Days after the debut of its feature film adaptation, Lin-Manuel Miranda has apologized in response to the "hurt and frustration over colorism" in In the Heights.
Miranda, who produced and starred in the new movie based on his musical In the Heights, on Monday commented on the "discussion around Afro-Latino representation in our film," saying it's "clear that many in our dark-skinned Afro-Latino community don't feel sufficiently represented" in it.
"I can hear the hurt and frustration over colorism, of feeling still unseen in the feedback," Miranda wrote. "I hear that without sufficient dark-skinned Afro-Latino representation, the work feels extractive of the community we wanted so much to represent with pride and joy. In trying to paint a mosaic of this community, we fell short. I'm truly sorry."

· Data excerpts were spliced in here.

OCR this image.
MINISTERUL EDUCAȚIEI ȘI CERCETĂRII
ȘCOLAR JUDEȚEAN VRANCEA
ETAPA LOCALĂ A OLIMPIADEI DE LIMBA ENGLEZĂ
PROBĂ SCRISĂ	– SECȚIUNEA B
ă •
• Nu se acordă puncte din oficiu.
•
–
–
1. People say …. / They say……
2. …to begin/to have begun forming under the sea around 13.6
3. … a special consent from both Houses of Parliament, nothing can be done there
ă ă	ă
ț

The Root's Felice León had been among those to raise this criticism of In the Heights, a musical set in New York's Washington Heights, writing that "we absolutely need to discuss why there is only one dark-skinned Black lead (who is portraying a Black non-Latinx character) in the film." In an interview with the film's director, Jon M. Chu, León noted that "most of your principal actors were light skinned or white passing Latinx people," to which Chu said that "in the end, when we were looking at the cast, we tried to get the people who were best for those roles." But Chu added that this is a "really good conversation to have," and "we're not going to get everything right in a movie."
Miranda on Monday thanked those who provided this "honest feedback" about In the Heights, saying he is "trying to hold space for both the incredible pride in the movie we made and be accountable for our shortcomings." He concluded by promising to "do better in my future projects."